FOLHA DE SP - 02/10
SÃO PAULO - A Venezuela é uma democracia? Eu me inclino a responder que sim. Ela, afinal, passa em dois testes fundamentais. No próximo domingo, o país vai às urnas para escolher de forma razoavelmente livre seu próximo dirigente. Além disso, apesar das tendências autoritárias de Hugo Chávez, existe liberdade de imprensa e não há denúncias de perseguições sistemáticas e violentas a opositores.
A pergunta seguinte é mais difícil de responder: isso basta? Aqui, minha tendência é dizer não.
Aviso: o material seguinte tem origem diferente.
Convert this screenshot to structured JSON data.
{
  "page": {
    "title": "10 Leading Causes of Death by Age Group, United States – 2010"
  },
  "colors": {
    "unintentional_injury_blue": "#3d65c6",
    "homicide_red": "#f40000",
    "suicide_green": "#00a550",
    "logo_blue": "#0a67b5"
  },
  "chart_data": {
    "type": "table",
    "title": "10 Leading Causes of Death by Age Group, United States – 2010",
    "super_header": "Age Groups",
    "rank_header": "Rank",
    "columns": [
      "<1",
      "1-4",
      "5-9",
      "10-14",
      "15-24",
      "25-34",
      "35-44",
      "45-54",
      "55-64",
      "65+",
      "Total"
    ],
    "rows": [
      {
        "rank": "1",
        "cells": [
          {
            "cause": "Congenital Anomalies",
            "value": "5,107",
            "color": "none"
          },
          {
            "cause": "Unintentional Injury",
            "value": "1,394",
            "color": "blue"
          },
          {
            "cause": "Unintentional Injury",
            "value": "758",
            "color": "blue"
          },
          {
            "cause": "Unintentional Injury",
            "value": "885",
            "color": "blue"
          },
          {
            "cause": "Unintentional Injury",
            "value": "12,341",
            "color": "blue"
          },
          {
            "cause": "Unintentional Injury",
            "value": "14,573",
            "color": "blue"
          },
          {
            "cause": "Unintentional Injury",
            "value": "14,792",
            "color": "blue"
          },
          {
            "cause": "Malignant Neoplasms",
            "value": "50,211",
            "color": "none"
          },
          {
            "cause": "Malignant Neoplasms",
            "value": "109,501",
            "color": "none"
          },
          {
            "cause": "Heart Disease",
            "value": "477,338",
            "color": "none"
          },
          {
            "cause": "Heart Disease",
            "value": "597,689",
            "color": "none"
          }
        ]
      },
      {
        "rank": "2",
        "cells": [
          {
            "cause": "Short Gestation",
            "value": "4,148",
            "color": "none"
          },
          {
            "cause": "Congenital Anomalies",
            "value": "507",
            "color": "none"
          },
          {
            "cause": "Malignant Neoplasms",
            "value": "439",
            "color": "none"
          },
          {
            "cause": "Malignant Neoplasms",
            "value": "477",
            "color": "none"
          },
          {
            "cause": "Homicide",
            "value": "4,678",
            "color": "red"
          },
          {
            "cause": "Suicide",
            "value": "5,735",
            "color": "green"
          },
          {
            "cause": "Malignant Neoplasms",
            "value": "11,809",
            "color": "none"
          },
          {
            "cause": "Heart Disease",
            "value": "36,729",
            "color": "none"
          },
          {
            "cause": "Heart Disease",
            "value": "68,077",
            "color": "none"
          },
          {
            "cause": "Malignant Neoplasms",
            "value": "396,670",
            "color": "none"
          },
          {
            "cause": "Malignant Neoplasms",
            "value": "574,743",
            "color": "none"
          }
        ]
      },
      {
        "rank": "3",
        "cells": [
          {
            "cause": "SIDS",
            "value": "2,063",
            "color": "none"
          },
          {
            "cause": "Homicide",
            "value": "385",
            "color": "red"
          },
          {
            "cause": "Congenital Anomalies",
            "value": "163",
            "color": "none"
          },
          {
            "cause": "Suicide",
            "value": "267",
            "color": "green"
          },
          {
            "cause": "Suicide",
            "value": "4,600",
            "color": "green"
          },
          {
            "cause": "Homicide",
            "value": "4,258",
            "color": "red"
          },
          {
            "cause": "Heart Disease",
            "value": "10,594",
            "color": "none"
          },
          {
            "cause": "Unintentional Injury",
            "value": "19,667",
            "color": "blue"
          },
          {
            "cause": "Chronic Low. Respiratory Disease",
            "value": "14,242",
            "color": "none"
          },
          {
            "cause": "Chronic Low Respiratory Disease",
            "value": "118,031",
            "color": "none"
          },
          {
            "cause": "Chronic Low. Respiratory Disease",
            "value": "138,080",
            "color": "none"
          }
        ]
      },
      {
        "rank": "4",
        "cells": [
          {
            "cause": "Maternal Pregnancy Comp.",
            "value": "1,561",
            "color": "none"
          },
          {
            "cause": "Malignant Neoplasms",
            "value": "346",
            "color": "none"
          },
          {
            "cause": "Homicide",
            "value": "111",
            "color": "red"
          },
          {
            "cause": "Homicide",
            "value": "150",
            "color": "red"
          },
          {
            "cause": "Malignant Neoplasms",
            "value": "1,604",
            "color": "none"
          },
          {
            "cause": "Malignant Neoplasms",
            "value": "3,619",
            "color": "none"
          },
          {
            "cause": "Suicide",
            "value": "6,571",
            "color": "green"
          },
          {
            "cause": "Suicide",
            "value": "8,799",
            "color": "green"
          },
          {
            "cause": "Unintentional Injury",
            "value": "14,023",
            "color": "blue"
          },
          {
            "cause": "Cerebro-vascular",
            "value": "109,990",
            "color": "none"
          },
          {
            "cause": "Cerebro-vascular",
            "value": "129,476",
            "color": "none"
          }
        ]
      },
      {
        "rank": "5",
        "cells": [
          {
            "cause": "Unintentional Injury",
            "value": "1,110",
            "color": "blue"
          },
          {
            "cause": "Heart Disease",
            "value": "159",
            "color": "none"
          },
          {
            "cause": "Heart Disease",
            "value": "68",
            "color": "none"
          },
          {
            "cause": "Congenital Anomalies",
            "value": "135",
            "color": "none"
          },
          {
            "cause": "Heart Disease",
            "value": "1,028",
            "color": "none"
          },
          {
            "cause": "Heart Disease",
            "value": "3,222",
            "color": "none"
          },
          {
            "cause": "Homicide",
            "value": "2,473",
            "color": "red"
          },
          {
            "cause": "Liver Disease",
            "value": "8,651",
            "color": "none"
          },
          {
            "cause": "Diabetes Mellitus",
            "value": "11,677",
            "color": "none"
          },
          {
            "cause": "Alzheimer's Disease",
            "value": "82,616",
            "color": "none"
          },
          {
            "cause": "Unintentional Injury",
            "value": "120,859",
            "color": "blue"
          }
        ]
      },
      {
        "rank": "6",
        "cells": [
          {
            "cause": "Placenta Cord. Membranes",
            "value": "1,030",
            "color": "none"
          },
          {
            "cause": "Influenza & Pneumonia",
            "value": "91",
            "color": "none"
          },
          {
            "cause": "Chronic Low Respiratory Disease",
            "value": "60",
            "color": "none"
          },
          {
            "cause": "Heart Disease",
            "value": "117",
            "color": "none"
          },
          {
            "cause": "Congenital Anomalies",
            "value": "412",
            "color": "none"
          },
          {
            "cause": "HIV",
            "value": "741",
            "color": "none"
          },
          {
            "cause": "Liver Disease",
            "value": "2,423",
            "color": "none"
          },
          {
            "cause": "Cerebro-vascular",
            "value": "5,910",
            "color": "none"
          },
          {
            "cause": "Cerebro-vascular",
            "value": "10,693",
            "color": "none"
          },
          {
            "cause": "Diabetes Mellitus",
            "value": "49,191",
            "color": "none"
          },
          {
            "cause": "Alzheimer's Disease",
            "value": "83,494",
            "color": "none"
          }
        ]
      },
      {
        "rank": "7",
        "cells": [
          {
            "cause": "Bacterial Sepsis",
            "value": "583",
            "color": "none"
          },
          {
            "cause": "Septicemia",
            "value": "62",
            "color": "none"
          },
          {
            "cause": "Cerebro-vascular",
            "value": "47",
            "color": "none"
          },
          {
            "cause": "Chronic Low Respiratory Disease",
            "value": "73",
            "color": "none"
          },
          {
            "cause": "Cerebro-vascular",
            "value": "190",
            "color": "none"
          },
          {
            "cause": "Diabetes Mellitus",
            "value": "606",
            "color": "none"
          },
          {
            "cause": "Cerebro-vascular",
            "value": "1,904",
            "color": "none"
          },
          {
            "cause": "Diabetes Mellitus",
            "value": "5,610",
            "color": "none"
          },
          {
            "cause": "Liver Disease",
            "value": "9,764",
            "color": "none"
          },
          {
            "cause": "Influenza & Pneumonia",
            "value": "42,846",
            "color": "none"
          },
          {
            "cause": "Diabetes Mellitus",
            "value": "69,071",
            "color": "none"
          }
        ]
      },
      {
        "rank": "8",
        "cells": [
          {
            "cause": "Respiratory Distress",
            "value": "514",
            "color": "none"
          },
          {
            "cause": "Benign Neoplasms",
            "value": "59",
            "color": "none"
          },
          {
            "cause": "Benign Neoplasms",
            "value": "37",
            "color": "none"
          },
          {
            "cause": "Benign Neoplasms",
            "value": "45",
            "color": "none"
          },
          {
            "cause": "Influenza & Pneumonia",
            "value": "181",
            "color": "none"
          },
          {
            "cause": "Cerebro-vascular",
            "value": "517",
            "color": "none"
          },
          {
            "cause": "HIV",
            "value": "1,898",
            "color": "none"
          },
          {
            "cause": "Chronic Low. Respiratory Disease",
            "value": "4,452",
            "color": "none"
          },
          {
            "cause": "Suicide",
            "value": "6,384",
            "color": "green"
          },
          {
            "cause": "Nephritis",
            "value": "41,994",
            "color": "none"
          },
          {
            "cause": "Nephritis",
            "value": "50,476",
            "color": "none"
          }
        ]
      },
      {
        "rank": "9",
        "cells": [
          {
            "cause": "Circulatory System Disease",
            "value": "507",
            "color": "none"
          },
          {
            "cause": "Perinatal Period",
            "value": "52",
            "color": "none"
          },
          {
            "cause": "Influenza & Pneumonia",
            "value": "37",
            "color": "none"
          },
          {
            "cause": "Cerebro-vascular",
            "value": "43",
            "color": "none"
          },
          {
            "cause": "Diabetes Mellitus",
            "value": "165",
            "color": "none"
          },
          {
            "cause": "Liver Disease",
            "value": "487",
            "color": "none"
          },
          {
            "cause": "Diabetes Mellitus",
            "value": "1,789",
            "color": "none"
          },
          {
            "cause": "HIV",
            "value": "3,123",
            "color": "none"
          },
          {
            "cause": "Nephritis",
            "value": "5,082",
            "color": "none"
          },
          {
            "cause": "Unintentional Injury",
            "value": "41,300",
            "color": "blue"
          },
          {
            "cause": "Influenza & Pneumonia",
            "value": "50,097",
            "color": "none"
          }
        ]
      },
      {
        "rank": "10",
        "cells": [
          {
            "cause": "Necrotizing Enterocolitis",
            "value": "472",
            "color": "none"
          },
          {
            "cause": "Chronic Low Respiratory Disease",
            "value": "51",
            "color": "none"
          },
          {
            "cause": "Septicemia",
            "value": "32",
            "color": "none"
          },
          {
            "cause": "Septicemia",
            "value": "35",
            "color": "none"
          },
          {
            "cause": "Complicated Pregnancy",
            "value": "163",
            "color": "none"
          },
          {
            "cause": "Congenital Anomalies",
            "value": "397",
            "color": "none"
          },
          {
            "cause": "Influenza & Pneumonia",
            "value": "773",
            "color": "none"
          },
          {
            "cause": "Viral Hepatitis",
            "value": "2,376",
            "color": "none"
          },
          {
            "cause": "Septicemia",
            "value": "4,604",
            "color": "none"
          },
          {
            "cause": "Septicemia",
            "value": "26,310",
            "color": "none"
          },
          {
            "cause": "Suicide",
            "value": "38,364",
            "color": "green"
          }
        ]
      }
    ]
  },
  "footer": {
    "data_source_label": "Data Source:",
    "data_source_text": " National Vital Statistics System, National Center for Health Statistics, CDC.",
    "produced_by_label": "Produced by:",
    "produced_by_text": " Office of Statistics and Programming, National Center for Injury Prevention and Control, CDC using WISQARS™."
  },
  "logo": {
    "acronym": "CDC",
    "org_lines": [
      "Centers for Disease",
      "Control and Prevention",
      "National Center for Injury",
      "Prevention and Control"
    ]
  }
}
Já comentei neste espaço o importante livro "Why Nations Fail", de Daron Acemoglu e James Robinson. A tese central dos autores, que eles justificam com profusão de dados históricos e análises, é a de que, no longo prazo, países só funcionam quando contam com instituições que promovem o poder político dos cidadãos e lhes permitem tirar proveito das oportunidades econômicas.
Nesse quesito, a situação da Venezuela é ainda mais paradoxal. Como mostrou Clóvis Rossi anteontem, Chávez, ao longo dos 14 anos em que está no poder, logrou a façanha de fazer com que 2,1 milhões de venezuelanos (pouco mais de 10% do eleitorado) deixassem de ser oficialmente pobres. Ou seja, houve uma partilha mais justa dos recursos econômicos.
Mas, se Acemoglu e Robinson estão corretos -e eu acho que estão-, o avanço não é sustentável, porque não se fez acompanhar de nada semelhante no nível das instituições políticas. Ao contrário, Chávez as remodelou de forma a servir a seus objetivos imediatistas, que incluíam, na melhor tradição populista, distribuir renda para obter apoio eleitoral.
Uma prosperidade duradoura, porém, depende de um fluxo de inovações e ganhos de produtividade que dificilmente é compatível com um regime personalista no qual todos os interesses se subordinam à agenda presidencial. Se Chávez fez bem a muitos venezuelanos, também fez muito mal à Venezuela.